Is my writing about the homeless people I encounter in Coos Bay useless or impotent? In Portland, my writing about the homeless was coupled with an attempt, ultimately successful, to get my friend Mark (and other members of the Old Crow Book Club) into housing. I’m not helping anyone into housing or access any services in Coos Bay.
What does my writing about the homeless in Coos Bay offer readers?
Maybe I should end my Substack newsletter, The New American Diaspora. Maybe there is nothing left for me to say as the project begins its fifth year in September.
Has any of my recent writing about the homeless spurred any positive action on behalf of the homeless?
Perhaps I need an entirely new editorial direction for my writing, all of it, inspired by Havel. His writing mattered. It led to overthrowing a totalitarian regime and without violence.
I have a collection of my Christmas tales about homelessness in Oregon coming out this holiday season. Should I even bring it out? Is it pointless? I like these tales a lot and they brought me immense joy to write. So what? Perhaps I really need to dive into journalism and eschew fiction and poetry altogether when it comes to homelessness. Journalism takes so much time and energy; it is the hardest and most thankless type of writing. I wish someone would cut me a check for $10k and say: “Hey, here’s a grant to go out and do some reporting in Oregon that might make a real difference. So go out and make a damn difference!” Do things like that happen anymore. They once did for me.
Do I have such a journalism project in mind? Perhaps.
I am toying with starting a print publication, a quarterly or perhaps bi-monthly newspaper where I cover only my neighborhood of Empire, perhaps try to enlist some contributors.

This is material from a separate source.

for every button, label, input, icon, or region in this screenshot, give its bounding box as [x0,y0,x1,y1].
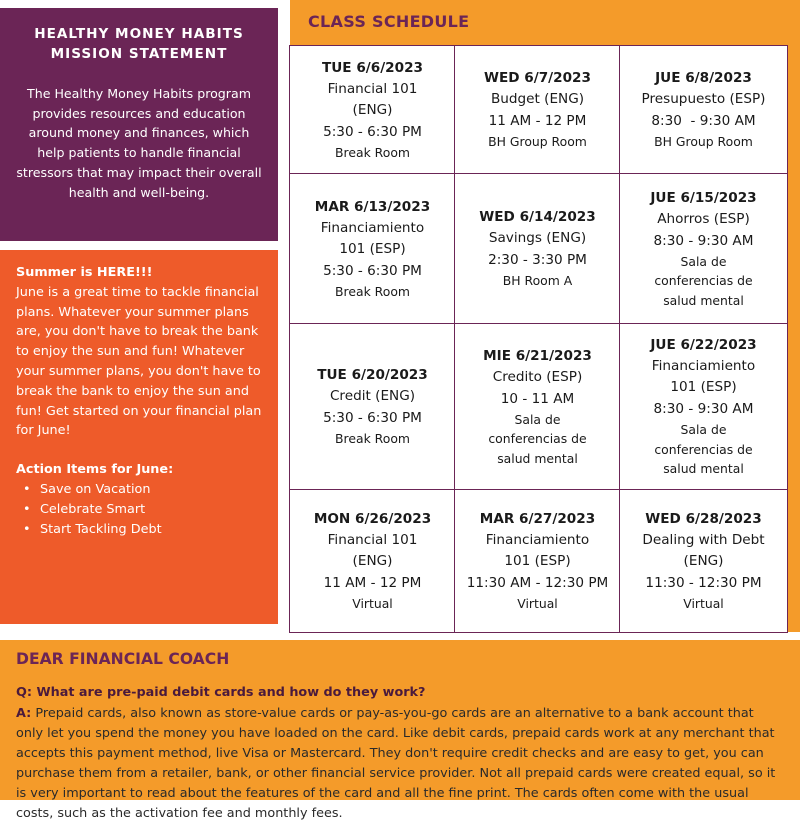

Sure, that’s a a great idea in an era when newspapers are almost dead and never coming back.
But, still, I’ve always had a dream of starting my own newspaper. I know exactly how to produce one and distribute it in Empire. As Henry Miller wrote, “The most important thing (for a writer)—how to reach the public, or better, how to create your own public—still remains to be faced. Without a public it’s a suicide. No matter how small, there has to be an audience. I mean, an appreciative, enthusiastic audience, a selective audience.”
That could be a newspaper in Empire. Analog. No digital presence. Take it to the streets, I mean paperboy old school! And as Havel suggested, advocate for one concrete action and then hit it with everything you have.
Toward the end of Disturbing the Peace, Havel says, “…each of us must find real, fundamental hope within himself. You can’t delegate that to anyone else.”
It occurs to me that when I write and share my observations and interactions with the homeless in Coos Bay (and previously from Portland and elsewhere around Oregon), I am doing it primarily because I am trying to find hope, a sliver, a glimpse, a vapor of hope in that particular grim or ghastly moment—hope for that person, myself, or American humanity, or even a dog that is helping a homeless person survive. I often see hope in the dogs of the homeless. I often see hope when they tell me a funny story. I often see hope when they decorate their bikes and weird trailers for Christmas.
I have no idea where I am going with this piece, but I feel a lot better after writing it. I also hold out hope that I can materially help one homeless person in Coos Bay find a new, better path. There’s always that chance every time Elmer and I walk out the door and head to the beach.